What should the editorial policy of Cellulose be, given the situation where the three most widely used methods have limitations? After all, the indicator of amorphous component for the Segal method is substantially influenced by overlap of crystalline peaks. The peak deconvolution method uses only visible peaks, and is likely to attribute some of the crystalline intensity to amorphous component or background. The Rietveld method has a large number of variable parameters and an unclear number of unique data points to guide the refinement.
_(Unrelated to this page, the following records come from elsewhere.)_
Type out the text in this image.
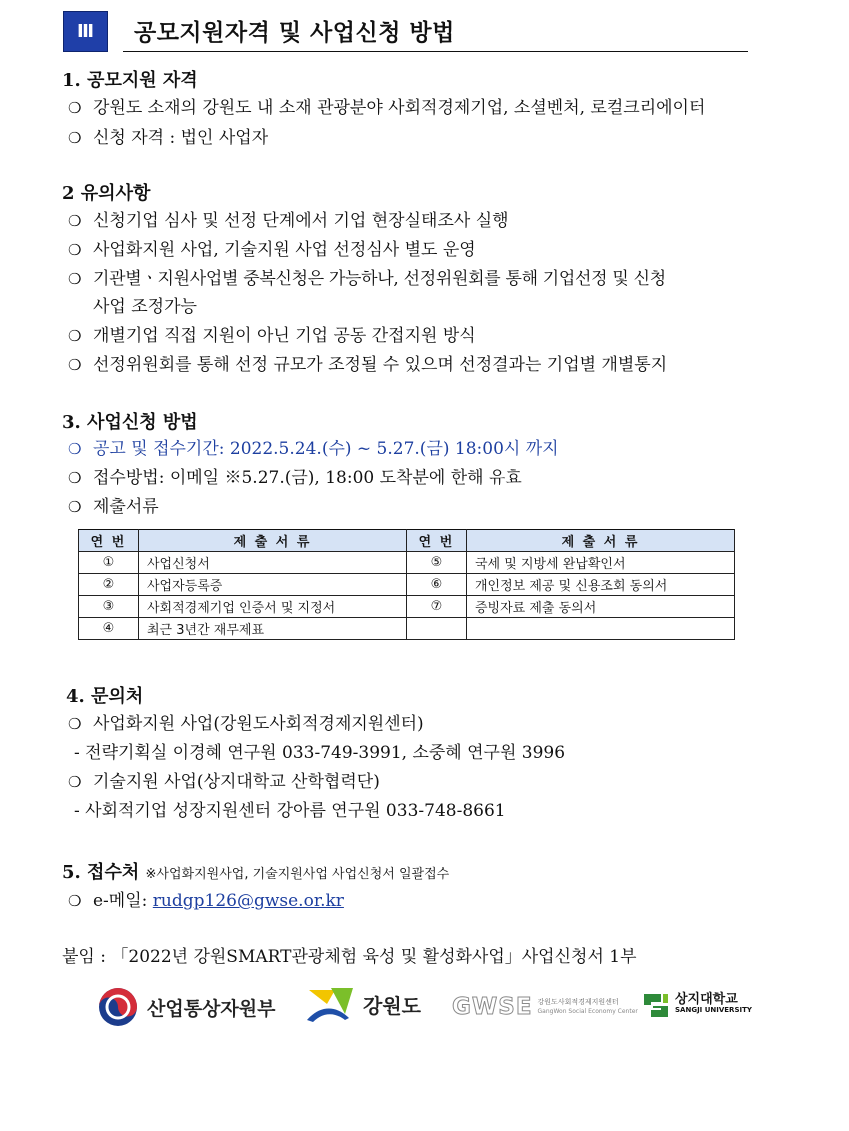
Ⅲ	공모지원자격 및 사업신청 방법
1. 공모지원 자격
❍ 강원도 소재의 강원도 내 소재 관광분야 사회적경제기업, 소셜벤처, 로컬크리에이터
❍ 신청 자격 : 법인 사업자
2 유의사항
❍ 신청기업 심사 및 선정 단계에서 기업 현장실태조사 실행
❍ 사업화지원 사업, 기술지원 사업 선정심사 별도 운영
❍ 기관별ㆍ지원사업별 중복신청은 가능하나, 선정위원회를 통해 기업선정 및 신청
사업 조정가능
❍ 개별기업 직접 지원이 아닌 기업 공동 간접지원 방식
❍ 선정위원회를 통해 선정 규모가 조정될 수 있으며 선정결과는 기업별 개별통지
3. 사업신청 방법
❍ 공고 및 접수기간: 2022.5.24.(수) ~ 5.27.(금) 18:00시 까지
❍ 접수방법: 이메일 ※5.27.(금), 18:00 도착분에 한해 유효
❍ 제출서류
연 번	제 출 서 류	연 번	제 출 서 류
①	사업신청서	⑤	국세 및 지방세 완납확인서
②	사업자등록증	⑥	개인정보 제공 및 신용조회 동의서
③	사회적경제기업 인증서 및 지정서	⑦	증빙자료 제출 동의서
④	최근 3년간 재무제표		
4. 문의처
❍ 사업화지원 사업(강원도사회적경제지원센터)
- 전략기획실 이경혜 연구원 033-749-3991, 소중혜 연구원 3996
❍ 기술지원 사업(상지대학교 산학협력단)
- 사회적기업 성장지원센터 강아름 연구원 033-748-8661
5. 접수처 ※사업화지원사업, 기술지원사업 사업신청서 일괄접수
❍ e-메일: rudgp126@gwse.or.kr
붙임 : 「2022년 강원SMART관광체험 육성 및 활성화사업」사업신청서 1부
산업통상자원부	강원도 GWSE 강원도사회적경제지원센터
GangWon Social Economy Center
상지대학교
SANGJI UNIVERSITY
The answer is that we ask all authors of studies that include crystallographic work to be aware of the above situations and meet some standards. Nomenclature (diffraction peak labels) for the cellulose allomorphs must conform to the conventions used in French (2014). The minimum intensity for the highest peak should be at least 500 counts to avoid excess noise. Data from a blank run including the sample holder should be subtracted from the data for experimental samples. (A further adjustment may be helpful.) The method must be carried out correctly. There is a horrible error in the literature for the Segal method, where the overlapped (1–10)/(110) peak is described as the “amorphous peak” to go with the (200) “crystalline peak”. The minimum between these peaks is correct, not a peak. Please be alert for this error and stop its spread in the literature. Note also that the application of the Segal method to cellulose II (Azubuike et al. 2012) designates a minimum at about 16° 2θ to represent the amorphous content. According to Fig. 1 the amorphous scattering is not near its maximum intensity at 16°, so intensity at this point also includes the peak overlap and intensity from residual cellulose I. We encourage authors who are able to move beyond the Segal method, and to document the deconvolution, preferably graphically, from the peak deconvolution method. Similarly, the refinement variables in the Rietveld method should be recorded so that the work could be reproduced. Data are welcome as Supplementary Information.

There is room for more investigation of amorphous diffraction. As the methods improve, can we establish whether all complete preparations of amorphous cellulose give the same diffraction pattern? Yao et al. (2020) show experimental diffraction patterns of cellooligomers that are essentially identical with the ball-milled samples of several kinds of cellulose, but can the apparent gap between the ball-milled samples and the dissolved and regenerated cellulose (Ju et al., Rico del Cerro) be closed?